SentinelOne also reported a high-severity flaw in the HP OMEN driver software “HpPortIox64.sys” in September, which could allow threat actors to elevate privileges to kernel mode without requiring administrator permissions, allowing them to disable security products, overwrite system components, and even corrupt the operating system
Researchers stated that,” vulnerabilities in third-party code have the potential to compromise a large number of goods, systems, and, ultimately, end users. The outsized impact of insecure dependent code is amplified even more when it arises in cloud-based applications. We strongly advise any companies that rely on the impacted services to examine the above advice and take appropriate action.
SentinelLabs regularly invests in public cloud research, including sophisticated threat modelling and vulnerability testing of cloud platforms and related technologies, as part of our commitment to developing public cloud security.

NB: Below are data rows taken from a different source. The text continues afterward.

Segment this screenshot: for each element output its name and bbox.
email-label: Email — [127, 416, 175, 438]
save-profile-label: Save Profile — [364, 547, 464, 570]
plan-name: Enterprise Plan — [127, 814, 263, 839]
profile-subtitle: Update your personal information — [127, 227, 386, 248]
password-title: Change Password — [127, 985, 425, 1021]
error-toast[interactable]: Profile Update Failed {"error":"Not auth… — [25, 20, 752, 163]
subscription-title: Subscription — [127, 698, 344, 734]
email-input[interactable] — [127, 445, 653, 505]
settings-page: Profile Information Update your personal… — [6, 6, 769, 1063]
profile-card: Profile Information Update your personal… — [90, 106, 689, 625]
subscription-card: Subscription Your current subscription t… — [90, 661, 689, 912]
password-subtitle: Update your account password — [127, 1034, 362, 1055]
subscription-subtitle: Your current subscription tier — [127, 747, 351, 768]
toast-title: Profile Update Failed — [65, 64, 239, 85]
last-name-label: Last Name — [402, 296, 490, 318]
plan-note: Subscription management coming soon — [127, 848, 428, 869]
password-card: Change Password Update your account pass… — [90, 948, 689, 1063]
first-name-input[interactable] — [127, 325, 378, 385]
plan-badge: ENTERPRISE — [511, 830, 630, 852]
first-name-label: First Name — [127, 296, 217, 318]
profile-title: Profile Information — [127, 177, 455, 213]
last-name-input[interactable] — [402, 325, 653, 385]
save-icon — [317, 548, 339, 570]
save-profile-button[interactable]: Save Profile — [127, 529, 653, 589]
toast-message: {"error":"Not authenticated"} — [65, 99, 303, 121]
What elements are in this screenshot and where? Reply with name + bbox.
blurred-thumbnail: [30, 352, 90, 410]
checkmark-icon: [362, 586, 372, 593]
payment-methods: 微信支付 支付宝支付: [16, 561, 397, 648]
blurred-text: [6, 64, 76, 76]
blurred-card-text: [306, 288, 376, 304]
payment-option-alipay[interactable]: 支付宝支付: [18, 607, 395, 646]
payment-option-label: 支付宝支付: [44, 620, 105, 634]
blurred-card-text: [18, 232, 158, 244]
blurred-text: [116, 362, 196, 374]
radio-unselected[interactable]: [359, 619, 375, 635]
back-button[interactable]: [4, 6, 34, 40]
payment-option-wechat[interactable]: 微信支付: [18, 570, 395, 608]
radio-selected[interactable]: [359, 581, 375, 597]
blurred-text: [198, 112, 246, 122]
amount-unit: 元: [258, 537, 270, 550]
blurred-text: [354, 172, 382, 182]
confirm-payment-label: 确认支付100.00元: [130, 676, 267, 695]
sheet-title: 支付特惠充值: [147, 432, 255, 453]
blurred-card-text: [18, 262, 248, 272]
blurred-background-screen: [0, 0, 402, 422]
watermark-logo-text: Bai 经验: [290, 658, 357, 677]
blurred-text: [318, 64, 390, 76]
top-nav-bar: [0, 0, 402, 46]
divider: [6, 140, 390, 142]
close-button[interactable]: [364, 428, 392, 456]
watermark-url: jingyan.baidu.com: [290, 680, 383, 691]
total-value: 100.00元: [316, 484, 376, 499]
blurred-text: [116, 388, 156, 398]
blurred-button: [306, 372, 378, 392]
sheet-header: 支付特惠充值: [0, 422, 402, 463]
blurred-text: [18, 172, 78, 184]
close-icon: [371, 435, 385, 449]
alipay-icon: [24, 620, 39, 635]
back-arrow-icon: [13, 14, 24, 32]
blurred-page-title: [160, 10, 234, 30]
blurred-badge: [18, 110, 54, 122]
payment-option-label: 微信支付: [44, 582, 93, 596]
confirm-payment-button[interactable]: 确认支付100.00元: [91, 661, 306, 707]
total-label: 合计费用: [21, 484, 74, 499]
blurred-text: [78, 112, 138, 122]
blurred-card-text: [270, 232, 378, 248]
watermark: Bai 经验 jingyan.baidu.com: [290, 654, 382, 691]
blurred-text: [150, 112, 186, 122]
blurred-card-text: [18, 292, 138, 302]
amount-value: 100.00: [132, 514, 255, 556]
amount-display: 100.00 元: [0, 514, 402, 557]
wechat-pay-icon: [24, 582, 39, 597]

We strongly advise using the SentinelOne Singularity platform for optimum security.
Finally the cybersecurity firm concluded that , “an attacker with access to an organization’s network may also get access to execute code on unpatched computers and utilise this vulnerability to gain local elevation of privilege.” “Attackers can then use additional strategies, such as lateral movement, to pivot to the larger network.”